En ce moment, sur Tahiti se déroule la Billabong Pro, une étape de la Coupe du Monde de surf qui réunit les meilleurs surfeurs du monde. Et pour ceux qui aiment le surf et qui sont sur Tahiti,
c'est l'événement de l'année à ne pas manquer, notamment pour voir les stars de la discipline tels que Kelly Slater (connu pour dominer la discipline depuis plus de 15 ans et pour avoir tourné
dans Alerte à Malibu !), Andy Irons (à la retraite mais qui a eu une invitation) ou le régional de l'étape, Michel Bourez, le seul Tahitien du Top 45.
La compétition se déroule plus exactement à Teahupoo (prononcer "Ti-E-Po" et surtout pas "Té-A-U-Po" sous peine de passer pour un touriste !), sur la côte ouest de la Presqu'île, qui pour
l'occasion transforme sa plage de galet en petit village et sa marina en gare maritime. Dans le circuit de la Coupe du monde, Teahupoo est réputée pour être la vague la plus dangereuse et
technique, c'est un peu l'équivalent de Monaco pour la Formule 1. La vague est dangereuse car le récif est tout près et les vagues sont très hautes. En cas de mauvaise chute, le surfeur peut se
retrouver projeté sur les coraux du récif et cela peut être très grave, il y a malheureusement eu des accidents mortels.
Eve et moi y sommes allés lors du premier jour et nous avons pu voir le spectacle de près, ce qui est aussi une particularité de Tahiti. Sur les autres "spots", d’après ce que nous avons compris,
les gens sont obligés de regarder le spectacle de loin avec des jumelles. Tandis qu’à Tahiti, un service de bateau taxi est mis en place pour l'occasion et les spectateurs peuvent suivre la
compétition au bord des vagues, ce qui est assez impressionnant. Le problème, c'est qu'à moins d'être sur un bateau VIP, on a de fortes chances d'avoir un bateau (VIP justement) entres nous et
les surfeurs, ce qui peut gâcher le point de vue sur certaines vagues. Heureusement, comme il y a des vagues et de la houle, les bateaux bougent et on arrive régulièrement à bien voir. En
revanche, pour les photos, c'est une autre affaire, comme ça bouge et comme il y a des obstacles, il n'a pas évident de faire de bonnes photos. Les meilleures que j'ai pu prendre sont sur un
album Flickr :
http://www.flickr.com/photos/dahduhdah/sets/72157618465895200/
Sinon, comment ça se passe une compétition de surf ? Le novice que j'étais il y a 10 jours peut maintenant vous en décrire une. Cette année, le format de la compétition est des plus simples car
il se présente sous la forme d'un tournoi à éliminations directes.
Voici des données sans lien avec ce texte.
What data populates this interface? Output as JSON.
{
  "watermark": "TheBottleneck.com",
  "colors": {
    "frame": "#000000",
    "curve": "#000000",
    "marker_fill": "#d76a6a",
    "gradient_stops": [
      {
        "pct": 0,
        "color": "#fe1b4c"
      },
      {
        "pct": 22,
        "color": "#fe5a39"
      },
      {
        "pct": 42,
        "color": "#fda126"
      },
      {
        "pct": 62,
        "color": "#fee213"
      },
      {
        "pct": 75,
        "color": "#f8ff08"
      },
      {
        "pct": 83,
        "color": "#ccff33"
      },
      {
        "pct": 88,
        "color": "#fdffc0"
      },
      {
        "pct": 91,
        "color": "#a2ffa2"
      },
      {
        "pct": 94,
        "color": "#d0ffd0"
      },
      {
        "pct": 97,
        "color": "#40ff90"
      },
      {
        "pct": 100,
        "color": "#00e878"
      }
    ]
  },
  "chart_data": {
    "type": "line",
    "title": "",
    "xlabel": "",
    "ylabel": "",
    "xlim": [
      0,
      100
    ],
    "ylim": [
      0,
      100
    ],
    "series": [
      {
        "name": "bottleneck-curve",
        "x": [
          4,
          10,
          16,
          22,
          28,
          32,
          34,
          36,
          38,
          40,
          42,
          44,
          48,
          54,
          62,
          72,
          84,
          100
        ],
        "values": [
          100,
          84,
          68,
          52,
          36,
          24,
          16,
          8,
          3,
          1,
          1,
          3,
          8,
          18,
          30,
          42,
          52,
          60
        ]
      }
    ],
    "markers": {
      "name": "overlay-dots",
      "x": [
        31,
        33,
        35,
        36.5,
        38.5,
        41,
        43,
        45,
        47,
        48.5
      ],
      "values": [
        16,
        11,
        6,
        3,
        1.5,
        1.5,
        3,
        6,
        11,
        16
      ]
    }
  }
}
Lors de chaque "match" (faut dire "heat" en langage surfeur), deux surfeurs sont à l'eau pendant 35 min et enchainent les vagues
qu'ils souhaitent en essayant de faire le plus de figures ou de "tube", un "tube" étant une "traversée" de la vague pendant quelle se referme. A Teahupoo, c'est ce qu'il y a de plus
impressionnant et c'est ce qui rapporte le plus de point. Pendant les 35 min, chaque surfeur peut prendre jusqu'à 10 vagues sachant que seules les deux meilleures sont gardées pour la note
finale. Chaque vague est notée sur dix et la note finale, addition des deux meilleures notes, est donc une note sur 20. Kelly Slater, en 2005, a réussi l'exploit d'avoir un 20 sur 20 en finale !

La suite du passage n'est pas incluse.